DAVINCI is tentatively scheduled to launch June 2029 and enter the Venusian atmosphere in June 2031.

“No previous mission within the Venus atmosphere has measured the chemistry or environments at the detail that DAVINCI’s probe can do,” said Garvin. “Furthermore, no previous Venus mission has descended over the tesserae highlands of Venus, and none have conducted descent imaging of the Venus surface. DAVINCI will build on what Huygens probe did at Titan and improve on what previous in situ Venus missions have done, but with 21st century capabilities and sensors.”

Reference: “Revealing the Mysteries of Venus: The DAVINCI Mission” by James B. Garvin, Stephanie A. Getty, Giada N. Arney, Natasha M. Johnson, Erika Kohler, Kenneth O. Schwer, Michael Sekerak, Arlin Bartels, Richard S. Saylor, Vincent E. Elliott, 24 May 2022, The Planetary Science Journal.
DOI: 10.3847/PSJ/ac63c2

NASA Goddard is the principal investigator institution for DAVINCI and will perform project management for the mission, provide science instruments as well as project systems engineering to develop the probe flight system. Goddard also leads the project science support team with an external science team from across the US. Discovery Program class missions like DAVINCI complement NASA’s larger “flagship” planetary science explorations, with the goal of achieving outstanding results by launching more smaller missions using fewer resources and shorter development times. They are managed for NASA’s Planetary Science Division by the Planetary Missions Program Office at Marshall Space Flight Center in Huntsville, Alabama.

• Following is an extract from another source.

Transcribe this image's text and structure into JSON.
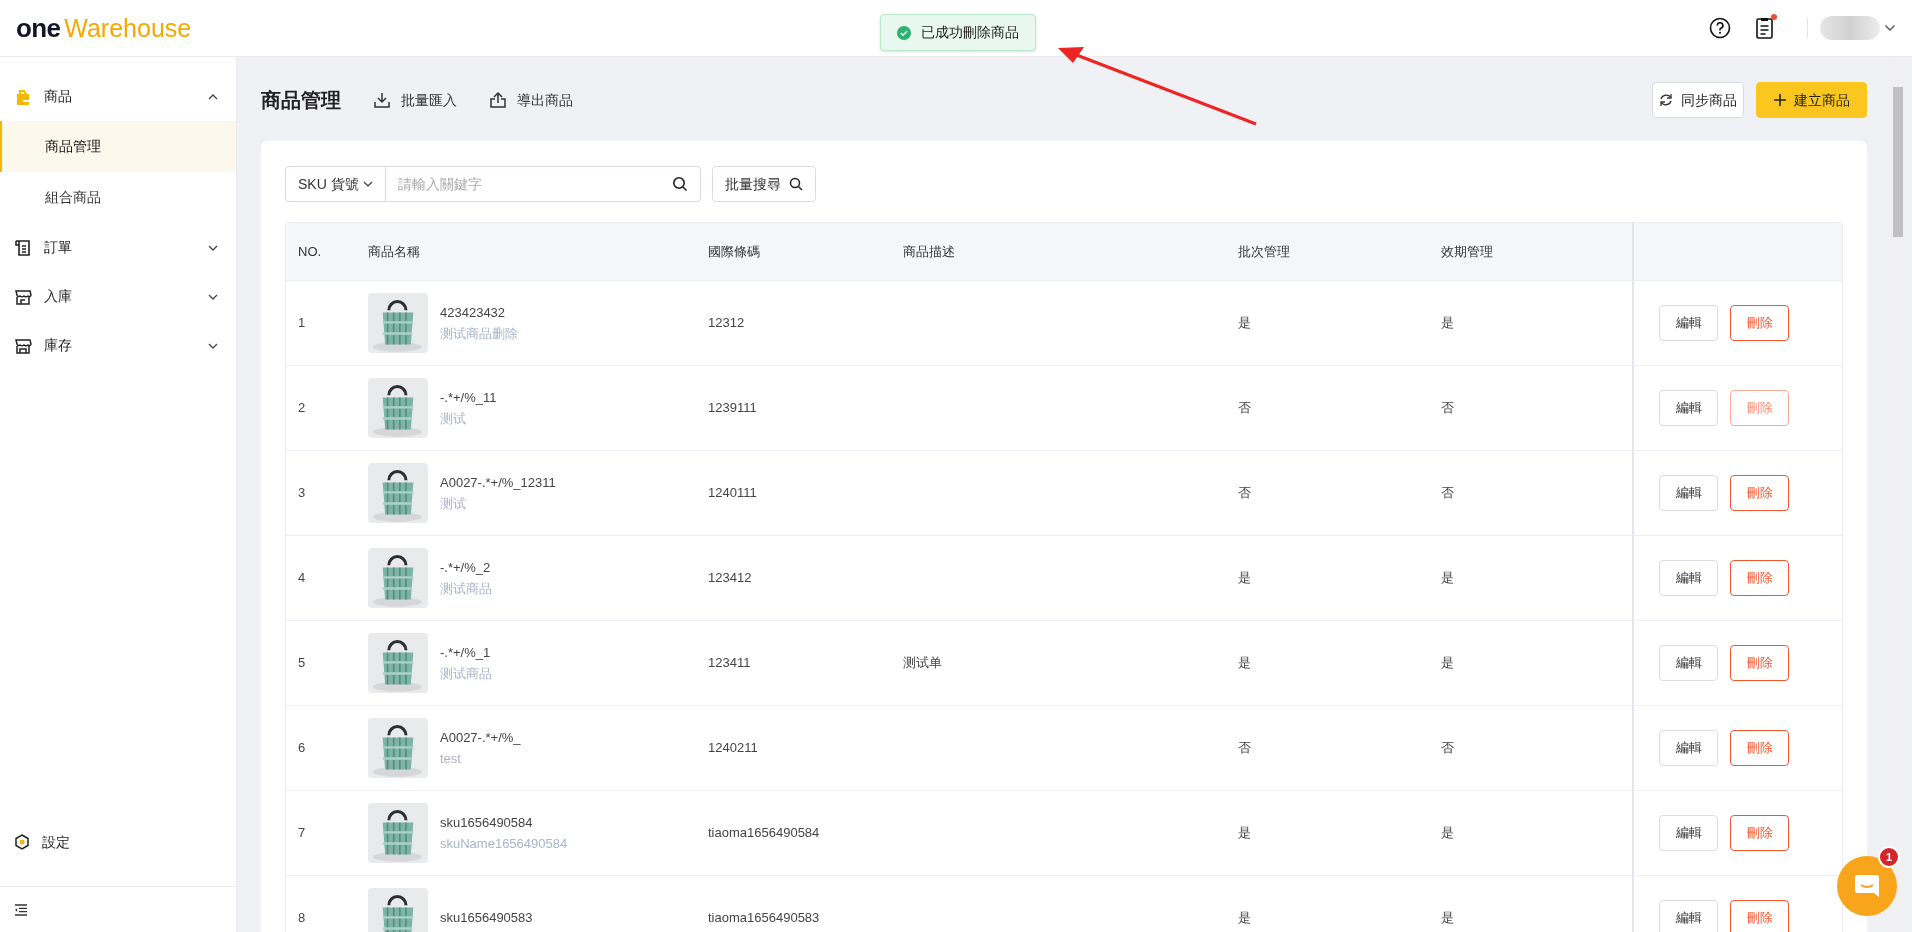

Major partners for DAVINCI are Lockheed Martin, Denver, Colorado, The Johns Hopkins University Applied Physics Laboratory in Laurel, Maryland, NASA’s Jet Propulsion Laboratory, Pasadena, California, Malin Space Science Systems, San Diego, California, NASA’s Langley Research Center, Hampton, Virginia, NASA’s Ames Research Center at Moffett Federal Airfield in California’s Silicon Valley, and KinetX, Inc., Tempe, Arizona, as well as the University of Michigan in Ann Arbor.